The four partners own 52 Dunkin' Donuts franchises on the South Shore, 10 of them in Brockton. They picked up $9,300 to cover what the foundation couldn't.

On a recent weekend, while the Scott family was put up in a motel, volunteers from the Room to Dream Foundation and IKEA, and Eric and Jennifer Eskander, showed up at their house, tools in hand.

They painted, assembled furniture, ripped up old carpet, replaced it with new, installed shelves and cupboards, and added decorative touches. The dining room, which had no furniture, now has a new table and chairs, a china cabinet with new dishes and pretty vases. The brick fireplace was painted white.

The kitchen has a new butcher block counter and electrical outlets for the new flat-screen computer donated by a volunteer. Someone even stocked the cabinets, refrigerator and freezer with all sorts of food.

But best of all -- and the original subject of the makeover -- is Michael's new room. Before, it was the computer room where the boys did their homework. Now, it's a little boy's dream bedroom: green and white walls with a Celtics theme, brand new furniture, carpet, lighting and shelves. A television is tucked away in a cabinet, and on a recent day, Michael lay on his bed and watched "Sesame Street."

Next door, Chris and Nick share a red and white room: everything in it is new except for their clothes. There's a nearly lifesize decal of Paul Pierce on one wall, and Ortiz and Matsuzaka jerseys on another, next to a Red Sox clock. The closet has been rebuilt, and there are new curtains, lamps, and mirrors. But perhaps their favorite acquisition is a Nintendo Wii videogame system. With their help, little Michael can also play.

Dave Scott now has his own bedroom back. The walls are a deep navy blue, the better to maintain darkness since he sleeps during the day while the boys are in school. Again, everything in the room is new.

"I feel like I'm living in a different house," he says, as he tells Nicholas not to take a soda into his bedroom. He is especially thrilled with Michael's room, with its bright colors, low shelves that he can crawl to, and interactive lights. Scott says he can't believe volunteers "took their whole weekend to be here, to bring joy to a little boy they never met."

Stefan Nathanson, a Newton attorney who founded Room to Dream, says about 50 people showed up to work, including foundation board members and their families and friends, as well as IKEA employees and the Eskanders. Catchlight Painting donated all the paint and labor to turn the walls from white to bright. Michael was greeted by the Celtics' own Lucky the Leprechaun when the family returned home to their new house.

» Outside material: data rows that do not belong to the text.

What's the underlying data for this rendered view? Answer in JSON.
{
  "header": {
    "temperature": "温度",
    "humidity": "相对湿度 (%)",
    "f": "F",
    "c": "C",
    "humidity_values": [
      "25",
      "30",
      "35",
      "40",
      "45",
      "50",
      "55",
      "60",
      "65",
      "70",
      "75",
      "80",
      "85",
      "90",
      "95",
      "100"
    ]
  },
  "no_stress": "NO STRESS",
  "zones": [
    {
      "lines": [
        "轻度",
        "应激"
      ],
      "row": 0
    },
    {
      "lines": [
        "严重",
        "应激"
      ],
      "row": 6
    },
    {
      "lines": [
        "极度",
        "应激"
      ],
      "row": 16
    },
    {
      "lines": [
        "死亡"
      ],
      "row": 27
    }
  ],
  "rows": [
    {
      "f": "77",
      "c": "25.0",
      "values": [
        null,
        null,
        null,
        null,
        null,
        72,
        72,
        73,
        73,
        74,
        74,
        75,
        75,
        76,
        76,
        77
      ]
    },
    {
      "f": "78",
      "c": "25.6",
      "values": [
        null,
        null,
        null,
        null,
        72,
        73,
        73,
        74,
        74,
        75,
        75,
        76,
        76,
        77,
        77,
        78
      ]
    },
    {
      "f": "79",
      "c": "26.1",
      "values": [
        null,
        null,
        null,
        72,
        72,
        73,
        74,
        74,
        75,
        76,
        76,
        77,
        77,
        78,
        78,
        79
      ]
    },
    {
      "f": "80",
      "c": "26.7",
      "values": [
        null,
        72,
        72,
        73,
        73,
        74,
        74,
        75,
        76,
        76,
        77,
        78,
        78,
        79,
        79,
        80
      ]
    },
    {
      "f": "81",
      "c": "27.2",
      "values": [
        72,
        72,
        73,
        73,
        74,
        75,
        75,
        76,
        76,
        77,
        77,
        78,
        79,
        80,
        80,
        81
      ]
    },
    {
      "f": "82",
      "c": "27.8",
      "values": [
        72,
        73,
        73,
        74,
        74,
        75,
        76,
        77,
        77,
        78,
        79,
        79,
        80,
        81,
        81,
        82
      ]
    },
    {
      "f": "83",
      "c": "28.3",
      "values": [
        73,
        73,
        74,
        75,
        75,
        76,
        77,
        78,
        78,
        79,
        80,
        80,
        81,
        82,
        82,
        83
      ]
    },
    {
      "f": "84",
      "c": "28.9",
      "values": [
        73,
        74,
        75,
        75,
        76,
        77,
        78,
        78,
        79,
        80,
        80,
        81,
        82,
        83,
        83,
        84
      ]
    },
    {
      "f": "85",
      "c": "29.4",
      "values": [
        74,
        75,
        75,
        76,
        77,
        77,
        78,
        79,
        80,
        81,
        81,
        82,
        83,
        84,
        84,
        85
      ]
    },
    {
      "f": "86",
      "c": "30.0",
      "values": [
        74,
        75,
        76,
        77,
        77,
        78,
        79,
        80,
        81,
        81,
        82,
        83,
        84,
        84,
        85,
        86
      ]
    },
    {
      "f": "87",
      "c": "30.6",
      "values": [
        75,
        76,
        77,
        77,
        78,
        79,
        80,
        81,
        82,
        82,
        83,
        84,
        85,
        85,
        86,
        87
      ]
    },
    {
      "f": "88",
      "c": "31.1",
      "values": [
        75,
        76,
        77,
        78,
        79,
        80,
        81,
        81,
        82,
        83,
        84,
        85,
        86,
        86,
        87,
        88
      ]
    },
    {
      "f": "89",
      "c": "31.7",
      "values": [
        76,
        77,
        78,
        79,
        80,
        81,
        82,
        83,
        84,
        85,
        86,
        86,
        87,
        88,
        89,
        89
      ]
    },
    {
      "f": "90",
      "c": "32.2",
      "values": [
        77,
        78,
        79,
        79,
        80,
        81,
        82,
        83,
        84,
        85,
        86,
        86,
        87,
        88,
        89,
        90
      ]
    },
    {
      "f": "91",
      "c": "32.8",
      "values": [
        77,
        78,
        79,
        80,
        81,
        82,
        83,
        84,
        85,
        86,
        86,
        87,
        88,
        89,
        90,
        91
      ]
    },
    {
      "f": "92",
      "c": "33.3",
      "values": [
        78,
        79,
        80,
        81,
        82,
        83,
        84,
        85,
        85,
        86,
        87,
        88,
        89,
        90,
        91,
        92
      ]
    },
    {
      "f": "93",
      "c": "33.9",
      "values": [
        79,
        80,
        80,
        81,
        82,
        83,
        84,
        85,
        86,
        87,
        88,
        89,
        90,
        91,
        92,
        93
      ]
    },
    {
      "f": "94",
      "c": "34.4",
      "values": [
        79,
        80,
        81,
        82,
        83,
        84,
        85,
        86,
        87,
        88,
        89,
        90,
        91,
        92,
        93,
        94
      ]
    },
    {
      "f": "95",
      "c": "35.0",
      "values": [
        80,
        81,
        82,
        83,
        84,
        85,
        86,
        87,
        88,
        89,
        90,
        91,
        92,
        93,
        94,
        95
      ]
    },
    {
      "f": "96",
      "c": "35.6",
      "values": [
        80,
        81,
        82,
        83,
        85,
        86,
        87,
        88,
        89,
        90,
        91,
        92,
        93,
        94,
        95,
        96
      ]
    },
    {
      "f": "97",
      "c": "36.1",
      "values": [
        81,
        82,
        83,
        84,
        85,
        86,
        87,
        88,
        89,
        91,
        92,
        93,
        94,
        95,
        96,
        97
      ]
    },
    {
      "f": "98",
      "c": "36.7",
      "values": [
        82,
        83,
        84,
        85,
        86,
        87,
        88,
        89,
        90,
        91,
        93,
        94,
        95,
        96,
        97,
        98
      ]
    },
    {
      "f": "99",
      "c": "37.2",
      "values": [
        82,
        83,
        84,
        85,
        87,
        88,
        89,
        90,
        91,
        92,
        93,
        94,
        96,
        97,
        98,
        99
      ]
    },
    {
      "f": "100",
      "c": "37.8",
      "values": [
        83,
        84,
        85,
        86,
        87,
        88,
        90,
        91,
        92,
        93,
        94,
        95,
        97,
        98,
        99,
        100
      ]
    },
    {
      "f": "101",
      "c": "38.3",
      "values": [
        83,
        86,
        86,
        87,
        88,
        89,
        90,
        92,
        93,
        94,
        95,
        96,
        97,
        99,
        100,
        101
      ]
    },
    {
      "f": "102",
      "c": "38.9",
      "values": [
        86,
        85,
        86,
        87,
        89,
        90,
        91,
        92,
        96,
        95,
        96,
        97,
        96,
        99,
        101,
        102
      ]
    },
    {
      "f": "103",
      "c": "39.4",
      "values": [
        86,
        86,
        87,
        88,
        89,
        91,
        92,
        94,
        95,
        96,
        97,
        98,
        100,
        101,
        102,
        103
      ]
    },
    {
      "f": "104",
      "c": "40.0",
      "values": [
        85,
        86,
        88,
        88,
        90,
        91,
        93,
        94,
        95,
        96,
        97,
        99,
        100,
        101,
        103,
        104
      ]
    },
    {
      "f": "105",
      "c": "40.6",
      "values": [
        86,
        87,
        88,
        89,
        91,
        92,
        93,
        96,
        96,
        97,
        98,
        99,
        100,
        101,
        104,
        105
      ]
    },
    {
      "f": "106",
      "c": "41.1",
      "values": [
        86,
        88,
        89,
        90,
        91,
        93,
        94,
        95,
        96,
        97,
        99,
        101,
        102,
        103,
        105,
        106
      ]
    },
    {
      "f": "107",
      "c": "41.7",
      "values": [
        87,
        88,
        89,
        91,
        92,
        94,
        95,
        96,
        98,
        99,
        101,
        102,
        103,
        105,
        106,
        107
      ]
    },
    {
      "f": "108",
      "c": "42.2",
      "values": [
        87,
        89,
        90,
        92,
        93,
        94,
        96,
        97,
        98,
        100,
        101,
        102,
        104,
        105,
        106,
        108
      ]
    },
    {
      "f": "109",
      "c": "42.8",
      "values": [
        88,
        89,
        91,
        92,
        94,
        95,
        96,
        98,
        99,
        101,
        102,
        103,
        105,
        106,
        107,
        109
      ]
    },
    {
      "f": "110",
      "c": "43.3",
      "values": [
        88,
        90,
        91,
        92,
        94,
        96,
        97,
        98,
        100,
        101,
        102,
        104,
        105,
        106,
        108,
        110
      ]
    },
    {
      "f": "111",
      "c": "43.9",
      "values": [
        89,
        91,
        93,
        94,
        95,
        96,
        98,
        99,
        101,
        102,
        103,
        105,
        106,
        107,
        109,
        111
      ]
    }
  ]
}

Because of the kindness of strangers, a single father with three boys has a home that is organized and attractive, and that makes Scott's hectic life easier. Though relatives and an aide are there nights when he's working, he is clearly Mr. Mom. His calendar is scribbled with appointments, and he says he tries his best to keep up with the laundry for four males, as well as meals. And he is tender and sweet with his boys, particularly his youngest.

This Brockton version of "Extreme Makeover" is proof that in a world filled with war and crime, cynicism and incivility, people reaching out to others can create a caring community that restores one's faith in goodness.